The city, she said, has introduced plans for affordable housing and homeless shelters, only to have residents block them. “We’ve been told ‘no, not in our backyard,’” Gonzalez said. “This time we’re going to say ‘yes, yes in our backyard.’”
The cost of rent in the coastal city, where about 60 percent of residents are renters, has spiked 25.8 percent over the past five years (to an average of $1,418 for a one bedroom in February) as vacancy rates took a dive, according to a report from the city’s development services department. That has left many renters with fewer housing options.
“It’s really stressful to find a new place to live in Long Beach, given our crisis,” said Christine E. Petit, director of Long Beach Forward, a local organization that works with low income communities of color.
Tenants will be eligible for relocation assistance in three scenarios:
- When their rent increases 10 percent or more in a 12-month period.
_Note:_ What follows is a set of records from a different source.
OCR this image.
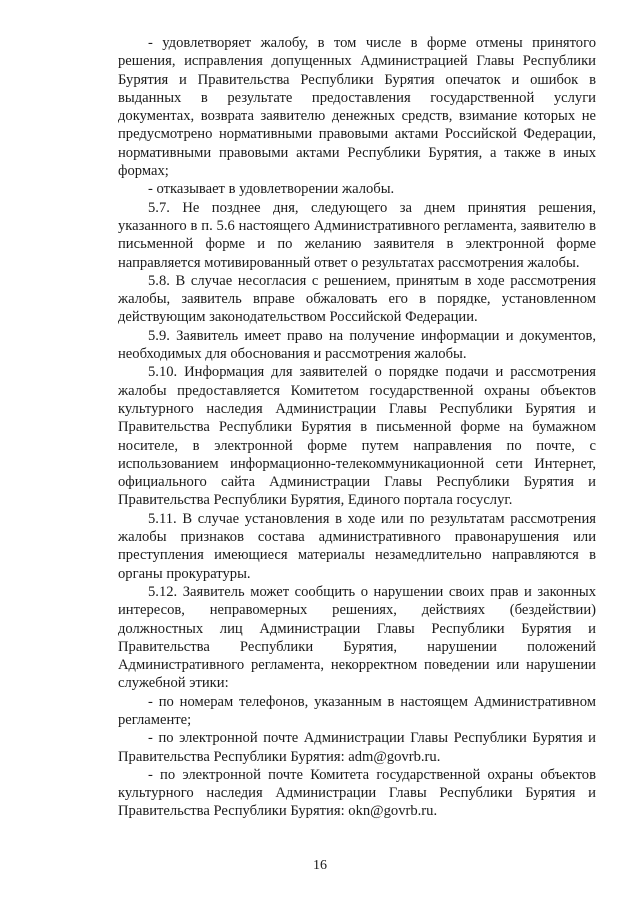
- удовлетворяет жалобу, в том числе в форме отмены принятого решения, исправления допущенных Администрацией Главы Республики Бурятия и Правительства Республики Бурятия опечаток и ошибок в выданных в результате предоставления государственной услуги документах, возврата заявителю денежных средств, взимание которых не предусмотрено нормативными правовыми актами Российской Федерации, нормативными правовыми актами Республики Бурятия, а также в иных формах;

- отказывает в удовлетворении жалобы.

5.7. Не позднее дня, следующего за днем принятия решения, указанного в п. 5.6 настоящего Административного регламента, заявителю в письменной форме и по желанию заявителя в электронной форме направляется мотивированный ответ о результатах рассмотрения жалобы.

5.8. В случае несогласия с решением, принятым в ходе рассмотрения жалобы, заявитель вправе обжаловать его в порядке, установленном действующим законодательством Российской Федерации.

5.9. Заявитель имеет право на получение информации и документов, необходимых для обоснования и рассмотрения жалобы.

5.10. Информация для заявителей о порядке подачи и рассмотрения жалобы предоставляется Комитетом государственной охраны объектов культурного наследия Администрации Главы Республики Бурятия и Правительства Республики Бурятия в письменной форме на бумажном носителе, в электронной форме путем направления по почте, с использованием информационно-телекоммуникационной сети Интернет, официального сайта Администрации Главы Республики Бурятия и Правительства Республики Бурятия, Единого портала госуслуг.

5.11. В случае установления в ходе или по результатам рассмотрения жалобы признаков состава административного правонарушения или преступления имеющиеся материалы незамедлительно направляются в органы прокуратуры.

5.12. Заявитель может сообщить о нарушении своих прав и законных интересов, неправомерных решениях, действиях (бездействии) должностных лиц Администрации Главы Республики Бурятия и Правительства Республики Бурятия, нарушении положений Административного регламента, некорректном поведении или нарушении служебной этики:

- по номерам телефонов, указанным в настоящем Административном регламенте;

- по электронной почте Администрации Главы Республики Бурятия и Правительства Республики Бурятия: adm@govrb.ru.

- по электронной почте Комитета государственной охраны объектов культурного наследия Администрации Главы Республики Бурятия и Правительства Республики Бурятия: okn@govrb.ru.

16
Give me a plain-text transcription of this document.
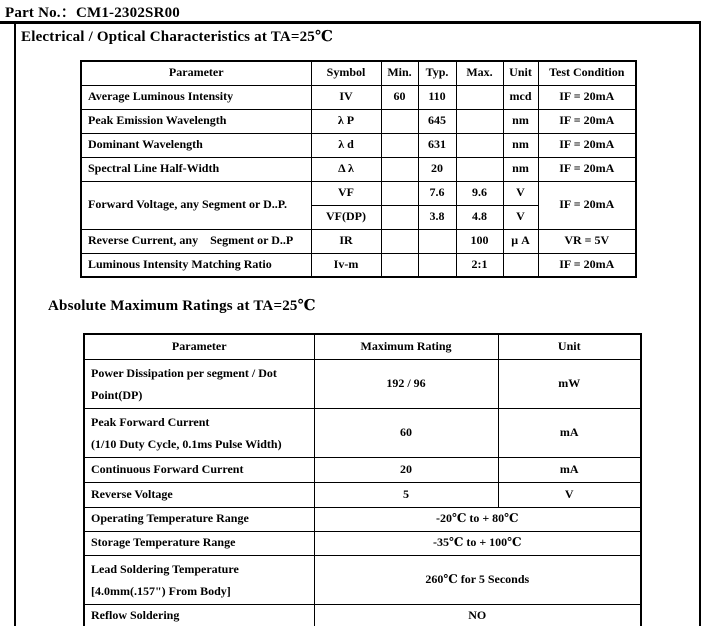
Part No.：CM1-2302SR00
Electrical / Optical Characteristics at TA=25℃
Parameter	Symbol	Min.	Typ.	Max.	Unit	Test Condition
Average Luminous Intensity	IV	60	110		mcd	IF = 20mA
Peak Emission Wavelength	λ P		645		nm	IF = 20mA
Dominant Wavelength	λ d		631		nm	IF = 20mA
Spectral Line Half-Width	Δ λ		20		nm	IF = 20mA
Forward Voltage, any Segment or D..P.	VF		7.6	9.6	V	IF = 20mA
	VF(DP)		3.8	4.8	V	
Reverse Current, any    Segment or D..P	IR			100	μ A	VR = 5V
Luminous Intensity Matching Ratio	Iv-m			2:1		IF = 20mA
Absolute Maximum Ratings at TA=25℃
Parameter	Maximum Rating	Unit

Power Dissipation per segment / Dot
Point(DP)	192 / 96	mW

Peak Forward Current
(1/10 Duty Cycle, 0.1ms Pulse Width)	60	mA
Continuous Forward Current	20	mA
Reverse Voltage	5	V
Operating Temperature Range	-20℃ to + 80℃	
Storage Temperature Range	-35℃ to + 100℃	

Lead Soldering Temperature
[4.0mm(.157") From Body]	260℃ for 5 Seconds	
Reflow Soldering	NO	
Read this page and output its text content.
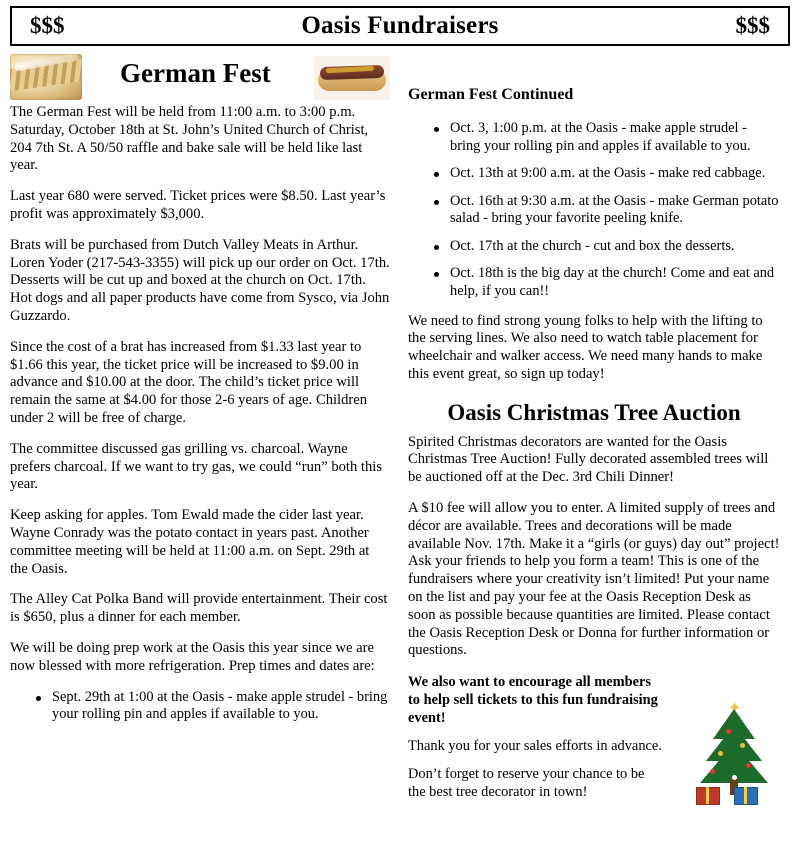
$$$	Oasis Fundraisers	$$$
German Fest

The German Fest will be held from 11:00 a.m. to 3:00 p.m. Saturday, October 18th at St. John’s United Church of Christ, 204 7th St. A 50/50 raffle and bake sale will be held like last year.

Last year 680 were served. Ticket prices were $8.50. Last year’s profit was approximately $3,000.

Brats will be purchased from Dutch Valley Meats in Arthur. Loren Yoder (217-543-3355) will pick up our order on Oct. 17th. Desserts will be cut up and boxed at the church on Oct. 17th. Hot dogs and all paper products have come from Sysco, via John Guzzardo.

Since the cost of a brat has increased from $1.33 last year to $1.66 this year, the ticket price will be increased to $9.00 in advance and $10.00 at the door. The child’s ticket price will remain the same at $4.00 for those 2-6 years of age. Children under 2 will be free of charge.

The committee discussed gas grilling vs. charcoal. Wayne prefers charcoal. If we want to try gas, we could “run” both this year.

Keep asking for apples. Tom Ewald made the cider last year. Wayne Conrady was the potato contact in years past. Another committee meeting will be held at 11:00 a.m. on Sept. 29th at the Oasis.

The Alley Cat Polka Band will provide entertainment. Their cost is $650, plus a dinner for each member.

We will be doing prep work at the Oasis this year since we are now blessed with more refrigeration. Prep times and dates are:

Sept. 29th at 1:00 at the Oasis - make apple strudel - bring your rolling pin and apples if available to you.

German Fest Continued

Oct. 3, 1:00 p.m. at the Oasis - make apple strudel - bring your rolling pin and apples if available to you.
Oct. 13th at 9:00 a.m. at the Oasis - make red cabbage.
Oct. 16th at 9:30 a.m. at the Oasis - make German potato salad - bring your favorite peeling knife.
Oct. 17th at the church - cut and box the desserts.
Oct. 18th is the big day at the church! Come and eat and help, if you can!!

We need to find strong young folks to help with the lifting to the serving lines. We also need to watch table placement for wheelchair and walker access. We need many hands to make this event great, so sign up today!

Oasis Christmas Tree Auction

Spirited Christmas decorators are wanted for the Oasis Christmas Tree Auction! Fully decorated assembled trees will be auctioned off at the Dec. 3rd Chili Dinner!

A $10 fee will allow you to enter. A limited supply of trees and décor are available. Trees and decorations will be made available Nov. 17th. Make it a “girls (or guys) day out” project! Ask your friends to help you form a team! This is one of the fundraisers where your creativity isn’t limited! Put your name on the list and pay your fee at the Oasis Reception Desk as soon as possible because quantities are limited. Please contact the Oasis Reception Desk or Donna for further information or questions.

We also want to encourage all members to help sell tickets to this fun fundraising event!

Thank you for your sales efforts in advance.

Don’t forget to reserve your chance to be the best tree decorator in town!

✦
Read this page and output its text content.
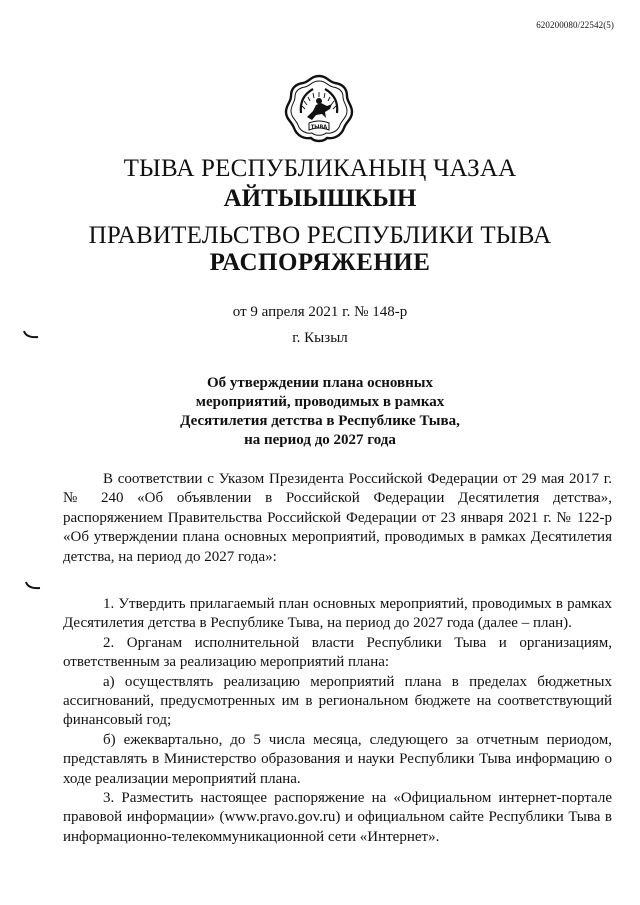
620200080/22542(5)
ТЫВА
ТЫВА РЕСПУБЛИКАНЫҢ ЧАЗАА
АЙТЫЫШКЫН
ПРАВИТЕЛЬСТВО РЕСПУБЛИКИ ТЫВА
РАСПОРЯЖЕНИЕ
от 9 апреля 2021 г. № 148-р
г. Кызыл
Об утверждении плана основных
мероприятий, проводимых в рамках
Десятилетия детства в Республике Тыва,
на период до 2027 года

В соответствии с Указом Президента Российской Федерации от 29 мая 2017 г. № 240 «Об объявлении в Российской Федерации Десятилетия детства», распоряжением Правительства Российской Федерации от 23 января 2021 г. № 122-р «Об утверждении плана основных мероприятий, проводимых в рамках Десятилетия детства, на период до 2027 года»:

1. Утвердить прилагаемый план основных мероприятий, проводимых в рамках Десятилетия детства в Республике Тыва, на период до 2027 года (далее – план).

2. Органам исполнительной власти Республики Тыва и организациям, ответственным за реализацию мероприятий плана:

а) осуществлять реализацию мероприятий плана в пределах бюджетных ассигнований, предусмотренных им в региональном бюджете на соответствующий финансовый год;

б) ежеквартально, до 5 числа месяца, следующего за отчетным периодом, представлять в Министерство образования и науки Республики Тыва информацию о ходе реализации мероприятий плана.

3. Разместить настоящее распоряжение на «Официальном интернет-портале правовой информации» (www.pravo.gov.ru) и официальном сайте Республики Тыва в информационно-телекоммуникационной сети «Интернет».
- When their landlord issues a notice to vacate in order to rehabilitate the unit.
- If they’re in “good standing” but receive an eviction notice. To be in good standing, a tenant has to have lived in the unit for more than one year and be current on rent, among other things.
Renters in single-family homes, duplexes, and triplexes, and some fourplexes will not be eligible, exemptions that were designed to help mom and pop landlords.
Landlords will be required to pay half of the payment before the tenant moves out, and half five days after they’ve vacated—a provision that groups like Long Beach Forward and the Legal Aid Foundation tried unsuccessfully to change, arguing the money should be paid entirely upfront.
Dozens of property owners and real estate agents have voiced opposition to the fees, arguing it was a form of rent control that would have “unintended consequences.” (Unlike several nearby cities, including the cities of Los Angeles and Santa Monica, Long Beach does not have a rent control law).
“If you’re going to ladle onto property owners an additional $4,500 per unit per year potentially… there’s only one place it comes from: the rent that’s collected from tenants,” said Linda Olson, who described herself as a small property owner.
As is standard with new ordinances, the council has to vote on the program one more time before it’s officially on the books. If approved the second time, it will go into effect August 1.